Claimant has continued to experience this generalized "shaking all over" since his 18th birthday. He sought treatment at Martin Memorial Health Systems emergency room on September 7, 2007 after having multiple seizures the day before and continuing that day. These seizures were leaving him with numbness and he was unable to walk. (Martin Memorial treatment record 09/07/2007.)
A magnetic resonance image (MRI) of claimant's brain taken in May of 2007 did not show any significant brain abnormalities. He did have a small mucosal cyst in his sphenoid sinus, otherwise it was an unremarkable study. (Dr. William Merrell, M.D., report of brain MRI 05/30/2007.)
Claimant began treatment through Neurodiagnostics of Stuart, P.A. following those seizures. Dr. Henry Calas, M.D., performed a thorough physical examination of claimant in September of 2007. He was unable to find any significant abnormalities in any neurological area. His therapeutic plan for claimant was to give claimant a prescription for a small amount of Clonazepam during the evening hours. Claimant was told to keep a daily diary of his symptoms because they did not appear to be genuine. Consequently, if the symptoms continued to recur, the claimant would be referred to a psychologist. (Dr. Henry Calas' treatment note 09/2612007.)
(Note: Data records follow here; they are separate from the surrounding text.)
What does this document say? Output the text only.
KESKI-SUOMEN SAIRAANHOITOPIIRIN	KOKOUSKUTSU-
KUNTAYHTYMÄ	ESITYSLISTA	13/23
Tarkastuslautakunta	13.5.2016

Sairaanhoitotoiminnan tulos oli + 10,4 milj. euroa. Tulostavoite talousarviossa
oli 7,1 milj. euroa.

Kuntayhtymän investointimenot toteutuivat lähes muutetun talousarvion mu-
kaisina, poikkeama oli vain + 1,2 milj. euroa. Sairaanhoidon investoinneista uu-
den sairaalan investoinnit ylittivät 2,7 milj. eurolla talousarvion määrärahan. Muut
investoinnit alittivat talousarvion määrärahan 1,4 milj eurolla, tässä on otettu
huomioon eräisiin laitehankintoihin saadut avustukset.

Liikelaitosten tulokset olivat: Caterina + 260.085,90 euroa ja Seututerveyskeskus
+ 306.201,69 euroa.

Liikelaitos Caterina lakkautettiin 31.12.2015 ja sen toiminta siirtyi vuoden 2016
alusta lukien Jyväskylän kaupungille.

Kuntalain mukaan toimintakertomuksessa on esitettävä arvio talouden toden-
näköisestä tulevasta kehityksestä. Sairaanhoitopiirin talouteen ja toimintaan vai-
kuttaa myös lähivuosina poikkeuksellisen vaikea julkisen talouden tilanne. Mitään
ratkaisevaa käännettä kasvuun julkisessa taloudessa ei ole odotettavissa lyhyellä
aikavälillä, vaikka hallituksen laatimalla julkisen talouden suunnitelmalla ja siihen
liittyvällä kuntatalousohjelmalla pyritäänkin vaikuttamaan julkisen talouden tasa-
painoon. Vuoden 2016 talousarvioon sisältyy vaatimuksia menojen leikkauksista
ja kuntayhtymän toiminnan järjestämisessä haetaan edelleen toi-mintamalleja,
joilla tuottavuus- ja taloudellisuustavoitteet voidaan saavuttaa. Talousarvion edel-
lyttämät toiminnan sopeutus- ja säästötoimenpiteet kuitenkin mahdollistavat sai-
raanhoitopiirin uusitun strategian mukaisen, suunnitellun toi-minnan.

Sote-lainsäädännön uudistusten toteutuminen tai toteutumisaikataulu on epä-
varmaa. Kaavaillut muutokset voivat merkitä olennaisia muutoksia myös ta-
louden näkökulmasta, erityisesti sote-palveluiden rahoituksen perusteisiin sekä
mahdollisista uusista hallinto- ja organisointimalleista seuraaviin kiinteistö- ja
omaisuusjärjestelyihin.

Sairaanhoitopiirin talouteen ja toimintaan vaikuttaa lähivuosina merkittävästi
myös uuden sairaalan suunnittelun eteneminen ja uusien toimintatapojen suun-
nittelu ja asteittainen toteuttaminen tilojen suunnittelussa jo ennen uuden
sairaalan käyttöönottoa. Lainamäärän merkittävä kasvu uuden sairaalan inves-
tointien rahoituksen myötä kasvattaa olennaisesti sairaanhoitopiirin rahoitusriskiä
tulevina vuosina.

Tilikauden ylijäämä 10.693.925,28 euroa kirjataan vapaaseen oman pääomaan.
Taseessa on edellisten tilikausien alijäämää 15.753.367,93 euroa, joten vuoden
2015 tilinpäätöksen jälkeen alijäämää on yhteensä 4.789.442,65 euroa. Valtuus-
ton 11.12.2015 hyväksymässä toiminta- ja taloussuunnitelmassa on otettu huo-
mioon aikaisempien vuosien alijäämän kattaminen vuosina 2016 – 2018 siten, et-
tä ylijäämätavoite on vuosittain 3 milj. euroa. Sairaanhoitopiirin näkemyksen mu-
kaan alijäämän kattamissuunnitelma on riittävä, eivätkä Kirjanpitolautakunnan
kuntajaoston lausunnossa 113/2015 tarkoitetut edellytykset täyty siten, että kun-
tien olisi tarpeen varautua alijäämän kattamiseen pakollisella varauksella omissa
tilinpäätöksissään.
An MRI of claimant's lumbosacral spine taken in September of 2007 showed that claimant had very mild lumbar scoliosis convex to the left. His vertebral bodies were normally aligned and he had very mild disc protrusion at the Ll-2, L2-3, L3-4, and U-5 levels possibly representing physiologic disc bulge. He had no focal disc herniation. The central canal was well maintained and the conus medullaris was in normal position and signal. (Helen Sax, M.D., reading of claimant's MRI 09/26/2007.)
A Physical Residual Functional Assessment (PRFC) of claimant was done in October of 2007. The medical consultant, Jennifer Cuyler, determined that claimant was capable of medium work. She did not note any change in claimant's physical condition since the examination by Dr. Calas in September of 2007 (Jennifer Cuyler, PRFC 10/04/2007.)